74-year-old man presents with BCC of left lower leg treated with Mohs excision and closure on 2-27-18. Patient presented 5 days post closure with wound dehiscence. Cutimed wound sponge dressing was used for wound management. Debridement was performed 3-16-18. Plan is for closure with matrix xenograft.
Lower leg wound dehiscence is a problem of tissue vascularity and wound tension. In this elderly but healthy man, the wound tension was the primary factor. Age is a major contributor as well. In a younger patient this level of wound closure tension would be tolerated. The mechanism of dehiscence in this case was devascularization of deep tissue with high tension sutures. As tissue melts from the suture, the sutures “flow” through the tissue releasing the tension. This is also known as the “cheese-wire” effect. With deep tension release, the wound edges separate. This becomes apparent postoperative day 3 to 5.

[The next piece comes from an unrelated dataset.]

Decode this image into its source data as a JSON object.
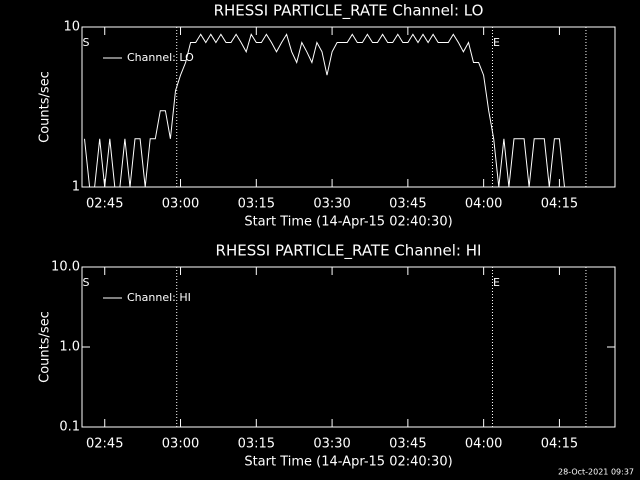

Another common cause of dehiscence is a hematoma that impacts vascularity of deep tissues. Infection can also complicate hematoma accelerating the same process.
Avoidance of high tension closure is the only way of avoiding dehiscence in some cases. That is based on physician’s judgement and experience. Alternatively, the wound can be allowed to heal by secondary intention, with xenograft placement, or with skin grafting. Misjudging the tissue tolerance of tension and its subsequent dehiscence delays patient’s recovery by up to 14 days compared to alternative closure techniques.